Kebutuhan akan logical qubits yang stabil mengharuskan penggunaan kode koreksi kesalahan yang kompleks, seperti surface codes atau Shor Code (yang menggunakan 9 qubit fisik untuk melindungi 1 qubit logika dan dapat memperbaiki kesalahan bit-flip dan phase-flip).

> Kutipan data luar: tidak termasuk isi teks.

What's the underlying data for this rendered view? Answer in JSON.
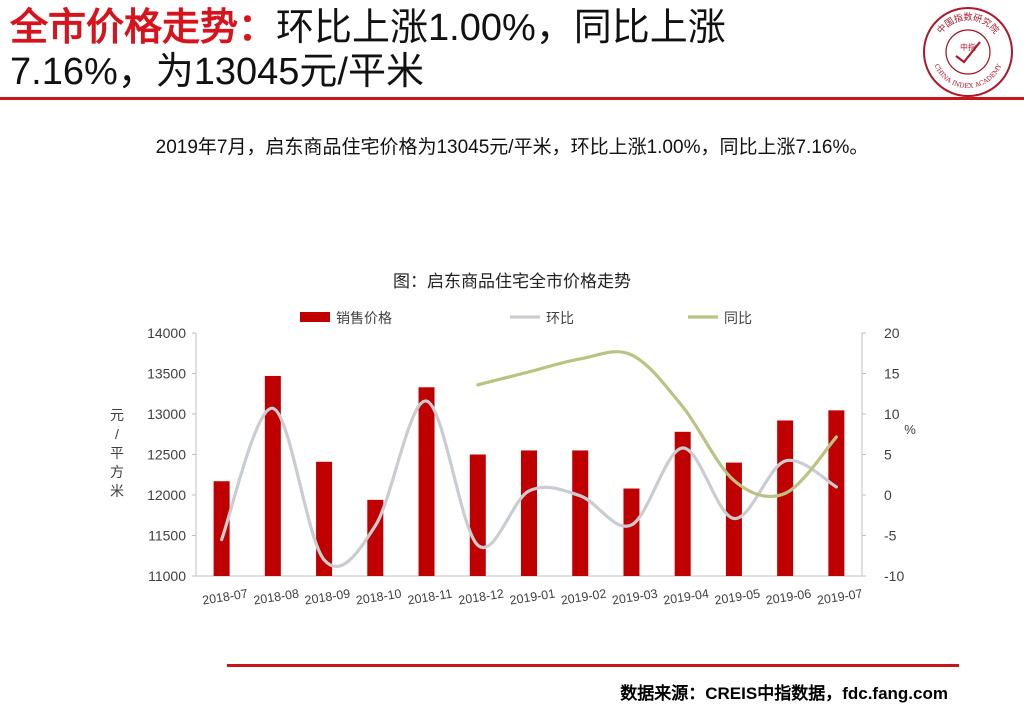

Biaya fisik untuk mencapai fault tolerance ini sangat signifikan. Diperkirakan bahwa untuk aplikasi yang kompleks, kita membutuhkan rasio overhead yang ekstrem. Meskipun qubit topologis menjanjikan rasio yang lebih rendah, saat ini, mencapai satu qubit logika yang stabil memerlukan puluhan hingga ribuan qubit fisik. Hingga kendala overhead QEC ini dapat diatasi secara signifikan, Komputasi Kuantum akan tetap menjadi teknologi akselerator yang langka, mahal, dan sulit diakses.
Masa Depan Kolaboratif: Komputasi Kuantum Hibrida
Mengingat keterbatasan skalabilitas dan tingginya tingkat kesalahan pada sistem NISQ saat ini, model operasional yang paling realistis adalah Komputasi Kuantum Hibrida (Hybrid Quantum Computing). Model ini memperkuat argumen bahwa Komputer Kuantum adalah akselerator yang terintegrasi, bukan sistem mandiri.
Konsep Model Hibrida Kuantum-Klasik
Model hibrida membagi beban kerja antara Komputer Klasik (KL) dan Komputer Kuantum (KK). KK digunakan untuk tugas-tugas perhitungan inti yang membutuhkan kekuatan eksponensial (misalnya, perhitungan nilai ekspektasi Hamiltonian molekul), sementara KL menangani semua tugas lainnya.
Ini termasuk pra-pemrosesan data, I/O, dan yang paling penting, optimasi parameter. Algoritma Variational Quantum Algorithms (VQA), seperti Quantum Approximate Optimization Algorithm (QAOA) yang cocok untuk optimasi kombinatorial, beroperasi berdasarkan prinsip hibrida. Komputer kuantum melakukan perhitungan kuantum cepat (inti kuantum), sementara komputer klasik mengelola feedback loop untuk mengoptimalkan parameter algoritma, menghasilkan solusi yang lebih akurat dan efisien.
Implementasi Industri Hibrida
Model hibrida telah menunjukkan utilitas komersial di berbagai sektor:
- Optimasi Transportasi dan Logistik: Inisiatif Quantum Mobility Quest oleh Airbus dan BMW Group merupakan contoh utama pemanfaatan teknologi kuantum untuk merevolusi sektor transportasi. Selain simulasi reaksi kimia untuk energi hidrogen, perusahaan-perusahaan tersebut fokus pada optimasi kombinatorial untuk menyelesaikan berbagai masalah di industri penerbangan dan otomotif.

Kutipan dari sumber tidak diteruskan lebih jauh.